What immense, divine humility that God -- the "I AM" of all creation -- should be always at our disposal while we, filled with insane hubris, spend but a few moments of our day, if at all, with this ineffable presence in return.

Photo of the Holy House of Loretto at the Shrine of Our Lady of Fatima in Washington New Jersey.

Wednesday, July 8, 2009

Just Go For Walks


"just Go for walks,
live in peace,
let change come quietly and invisibly on the inside" -- Thomas Merton, Woods, Shore, Desert: A Notebook.

What a simple recipe to expand the heart? To allow what Philip Toynbe calls "seepage." Seepage is slow, often invisible. I find this consoling as I view the sluggish pace at which my journey to God progresses. In her lovely little book, Lost in Wonder, Edith De Waal writes the pilgrims, "the peregrini were clear that it was because they already held Christ in their hearts that they could set out on their journey to find him. So too, the journey I take day by day, minute by minute.

Tuesday, July 7, 2009

Sitting so still that . . .

Today a chipmunk confused me with a climbing pole. I was sitting on the deck, meditating, when I felt a few ounces of something skitter up my leg and then beat a quick retreat. Shocked from my "mindfulness," I saw the little fellow cowering in a corner of the deck next to the house, looking at me curiously. Clearly, I was not supposed to be there.

The visitation by a little neighbor delighted me, though I found it impossible to resume meditating. Instead I gazed about me and enjoyed the sun and breeze.

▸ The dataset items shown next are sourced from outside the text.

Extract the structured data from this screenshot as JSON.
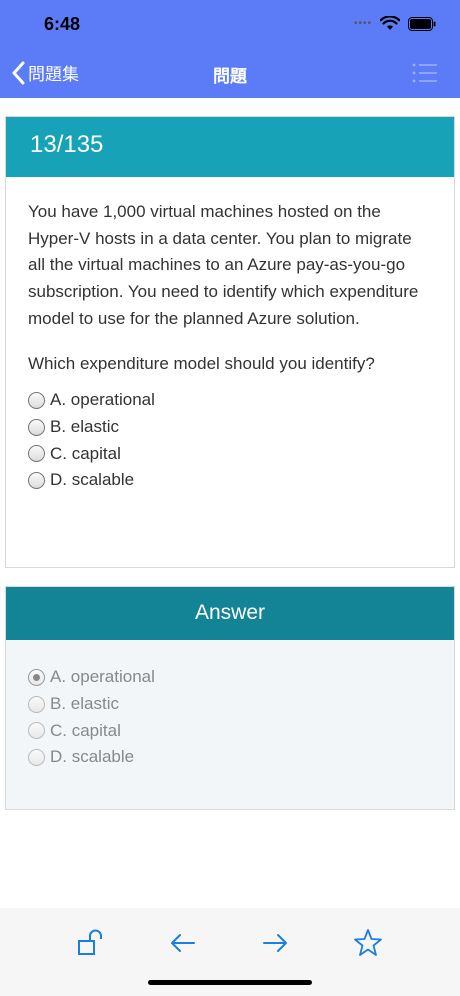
{
  "status_bar": {
    "time": "6:48",
    "signal_dots": "••••"
  },
  "nav": {
    "back_label": "問題集",
    "title": "問題"
  },
  "question": {
    "counter": "13/135",
    "text": "You have 1,000 virtual machines hosted on the Hyper-V hosts in a data center. You plan to migrate all the virtual machines to an Azure pay-as-you-go subscription. You need to identify which expenditure model to use for the planned Azure solution.",
    "prompt": "Which expenditure model should you identify?",
    "options": [
      "A. operational",
      "B. elastic",
      "C. capital",
      "D. scalable"
    ]
  },
  "answer": {
    "title": "Answer",
    "options": [
      "A. operational",
      "B. elastic",
      "C. capital",
      "D. scalable"
    ],
    "selected_option": "A. operational"
  },
  "toolbar": {
    "buttons": [
      "unlock-icon",
      "arrow-left-icon",
      "arrow-right-icon",
      "star-icon"
    ],
    "accent_color": "#1a7fe0"
  },
  "colors": {
    "nav_bar": "#5c7cf7",
    "question_header": "#17a2b8",
    "answer_header": "#138496"
  }
}
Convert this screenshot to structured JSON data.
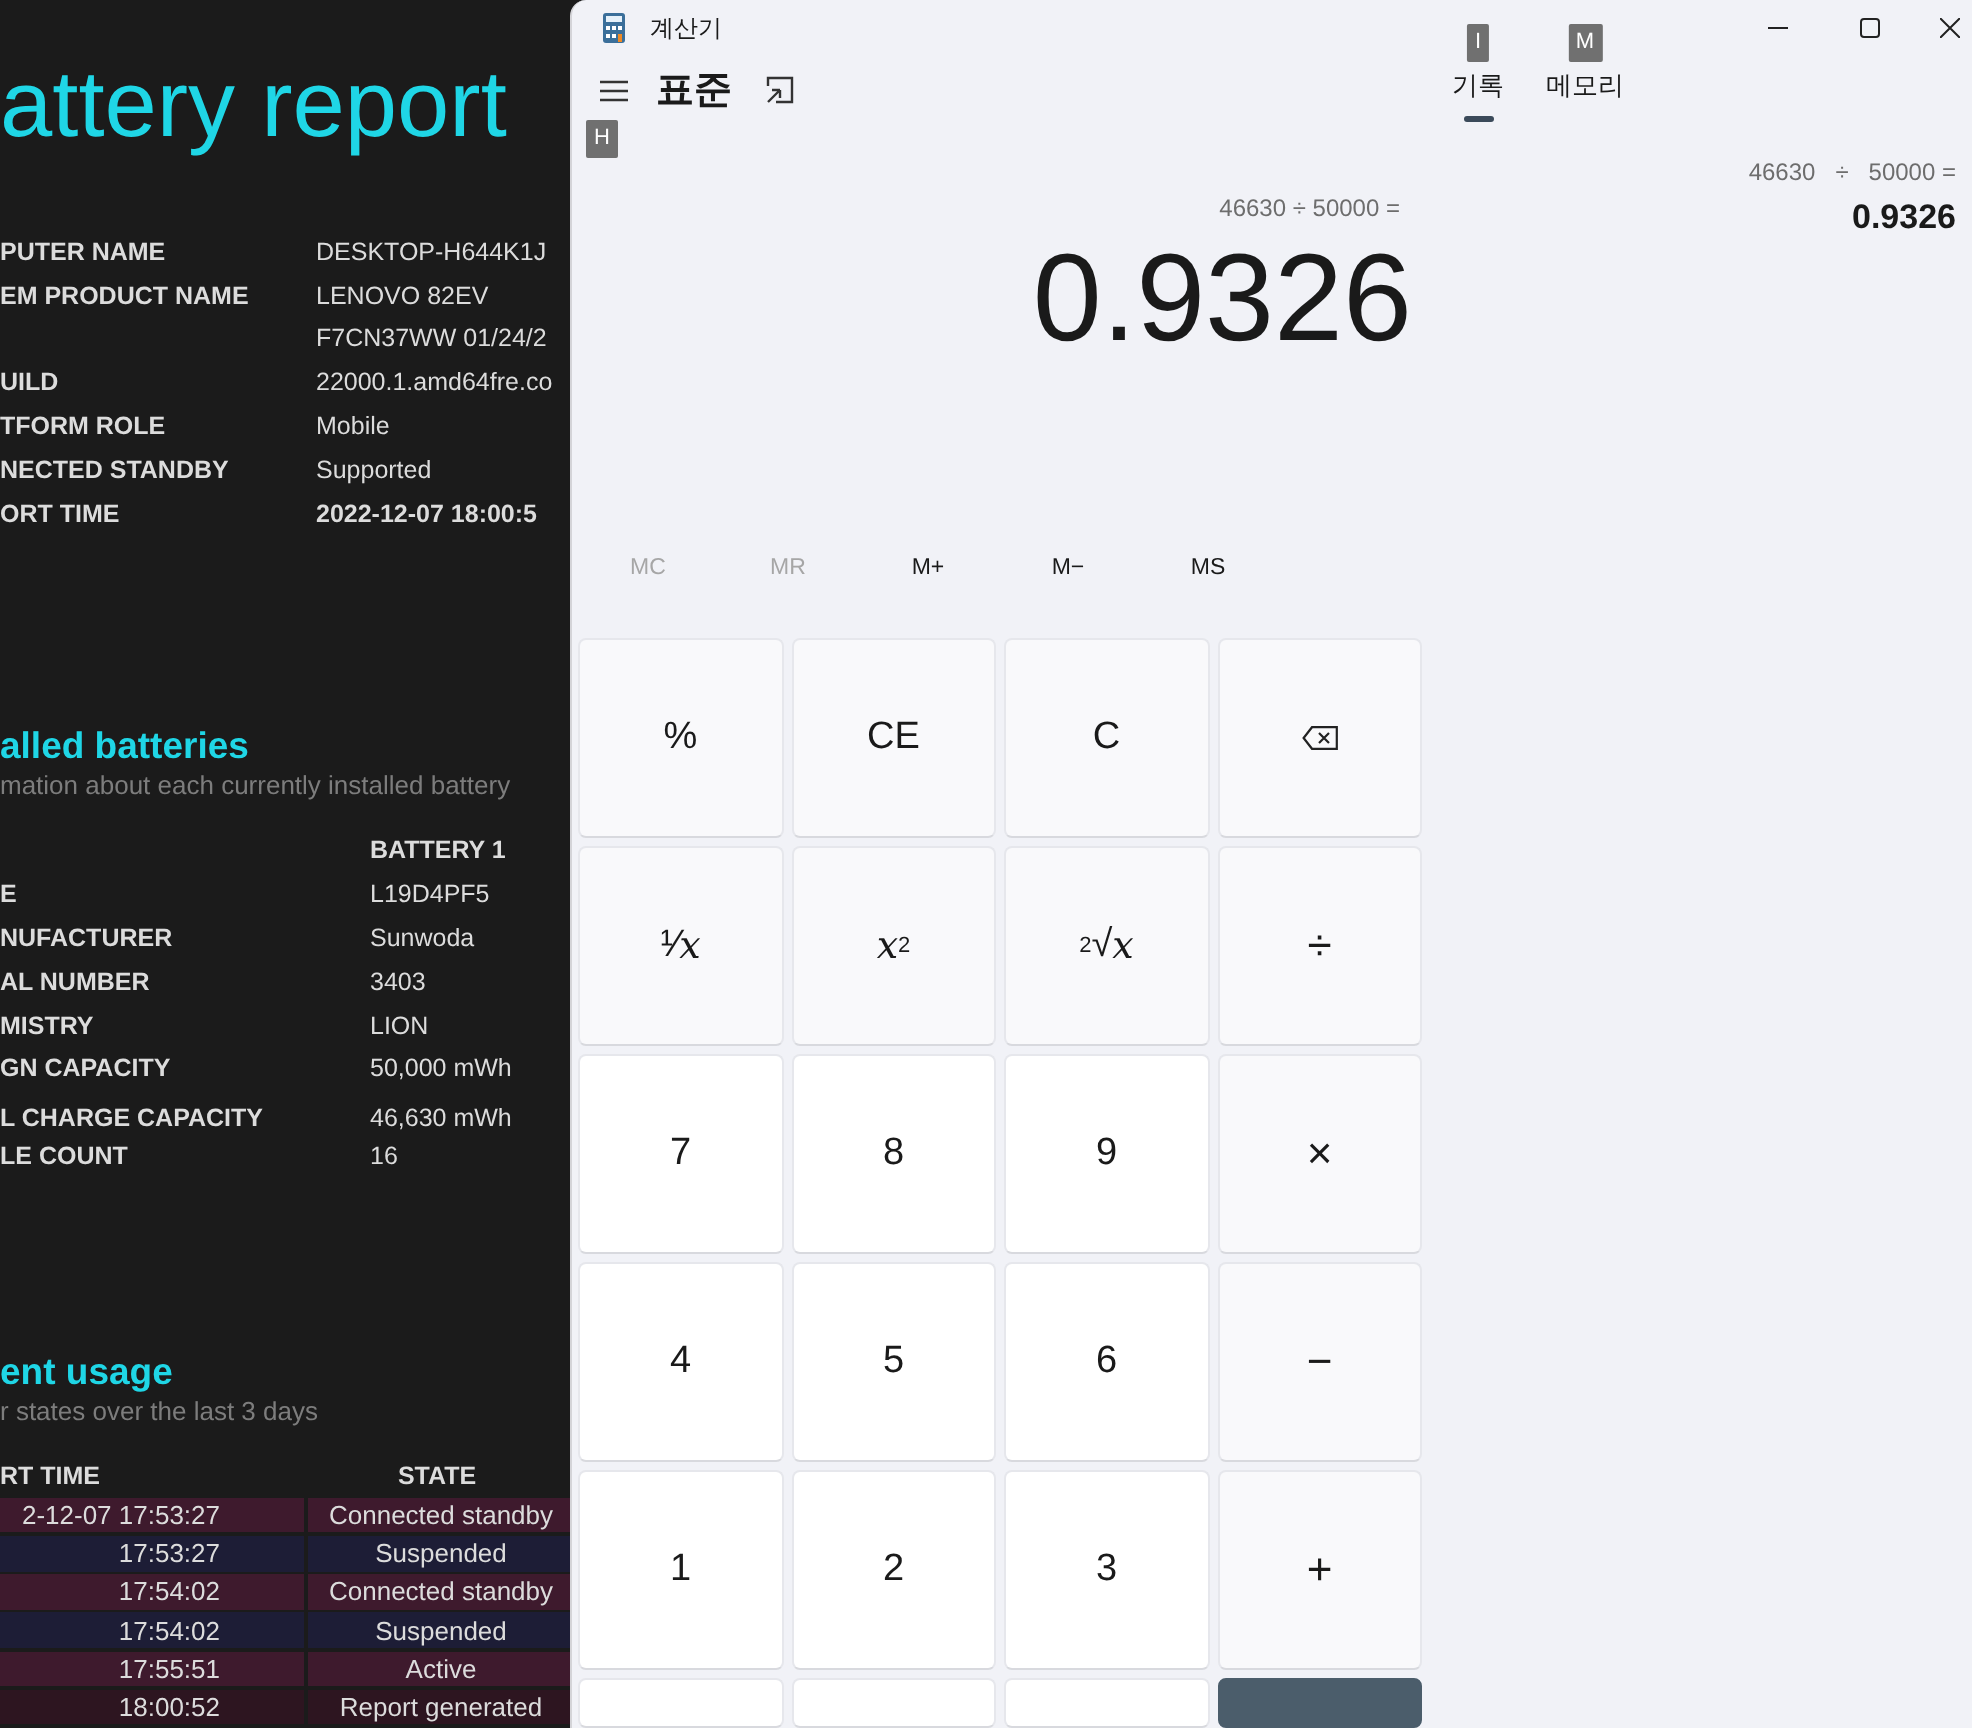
{
  "report": {
    "title": "attery report",
    "system_rows": [
      {
        "label": "PUTER NAME",
        "value": "DESKTOP-H644K1J",
        "bold": false
      },
      {
        "label": "EM PRODUCT NAME",
        "value": "LENOVO 82EV",
        "bold": false
      },
      {
        "value": "F7CN37WW 01/24/2",
        "bold": false
      },
      {
        "label": "UILD",
        "value": "22000.1.amd64fre.co",
        "bold": false
      },
      {
        "label": "TFORM ROLE",
        "value": "Mobile",
        "bold": false
      },
      {
        "label": "NECTED STANDBY",
        "value": "Supported",
        "bold": false
      },
      {
        "label": "ORT TIME",
        "value": "2022-12-07  18:00:5",
        "bold": true
      }
    ],
    "batteries": {
      "heading": "alled batteries",
      "subtitle": "mation about each currently installed battery",
      "column": "BATTERY 1",
      "rows": [
        {
          "label": "E",
          "value": "L19D4PF5"
        },
        {
          "label": "NUFACTURER",
          "value": "Sunwoda"
        },
        {
          "label": "AL NUMBER",
          "value": "3403"
        },
        {
          "label": "MISTRY",
          "value": "LION"
        },
        {
          "label": "GN CAPACITY",
          "value": "50,000 mWh"
        },
        {
          "label": "L CHARGE CAPACITY",
          "value": "46,630 mWh"
        },
        {
          "label": "LE COUNT",
          "value": "16"
        }
      ]
    },
    "usage": {
      "heading": "ent usage",
      "subtitle": "r states over the last 3 days",
      "columns": [
        "RT TIME",
        "STATE"
      ],
      "rows": [
        {
          "time": "2-12-07  17:53:27",
          "state": "Connected standby",
          "color": "#3e1a2d"
        },
        {
          "time": "17:53:27",
          "state": "Suspended",
          "color": "#1d1d36"
        },
        {
          "time": "17:54:02",
          "state": "Connected standby",
          "color": "#3e1a2d"
        },
        {
          "time": "17:54:02",
          "state": "Suspended",
          "color": "#1d1d36"
        },
        {
          "time": "17:55:51",
          "state": "Active",
          "color": "#3e1a2d"
        },
        {
          "time": "18:00:52",
          "state": "Report generated",
          "color": "#2d1520"
        }
      ]
    }
  },
  "calculator": {
    "title": "계산기",
    "mode": "표준",
    "menu_keytip": "H",
    "tabs": [
      {
        "label": "기록",
        "keytip": "I",
        "selected": true
      },
      {
        "label": "메모리",
        "keytip": "M",
        "selected": false
      }
    ],
    "expression": "46630 ÷ 50000 =",
    "result": "0.9326",
    "memory_buttons": [
      {
        "label": "MC",
        "disabled": true
      },
      {
        "label": "MR",
        "disabled": true
      },
      {
        "label": "M+",
        "disabled": false
      },
      {
        "label": "M−",
        "disabled": false
      },
      {
        "label": "MS",
        "disabled": false
      }
    ],
    "keys": [
      {
        "label": "%",
        "kind": "function"
      },
      {
        "label": "CE",
        "kind": "function"
      },
      {
        "label": "C",
        "kind": "function"
      },
      {
        "kind": "backspace"
      },
      {
        "label": "¹⁄*x*",
        "kind": "function"
      },
      {
        "label": "*x*$^{2}$",
        "kind": "function"
      },
      {
        "label": "$^{2}$√*x*",
        "kind": "function"
      },
      {
        "label": "÷",
        "kind": "operator"
      },
      {
        "label": "7",
        "kind": "digit"
      },
      {
        "label": "8",
        "kind": "digit"
      },
      {
        "label": "9",
        "kind": "digit"
      },
      {
        "label": "×",
        "kind": "operator"
      },
      {
        "label": "4",
        "kind": "digit"
      },
      {
        "label": "5",
        "kind": "digit"
      },
      {
        "label": "6",
        "kind": "digit"
      },
      {
        "label": "−",
        "kind": "operator"
      },
      {
        "label": "1",
        "kind": "digit"
      },
      {
        "label": "2",
        "kind": "digit"
      },
      {
        "label": "3",
        "kind": "digit"
      },
      {
        "label": "+",
        "kind": "operator"
      },
      {
        "kind": "digit"
      },
      {
        "kind": "digit"
      },
      {
        "kind": "digit"
      },
      {
        "kind": "equals"
      }
    ],
    "history": [
      {
        "expression": "46630   ÷   50000 =",
        "result": "0.9326"
      }
    ]
  }
}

Lake Superior gentle today and whispering against the ledge rock, the pin cherry and ash trees preparing to launch the fruit for which the birds (and bears)yearn, the chatter of the gold-finches as they swooped around the feeders.

When the cry of a gull drew my attention, I was treated to another of those marvels we see up here -- a larger animal being chased by a smaller one. This bald eagle, hounded by only one gull, was in great haste to get away. (I've seen very small birds chasing eagles which makes me wonder why it was chosen as a sign of national pride.)

When I returned to my computer a bit later, I did so with a light heart and smile -- God's presence so visible in the life surrounding me.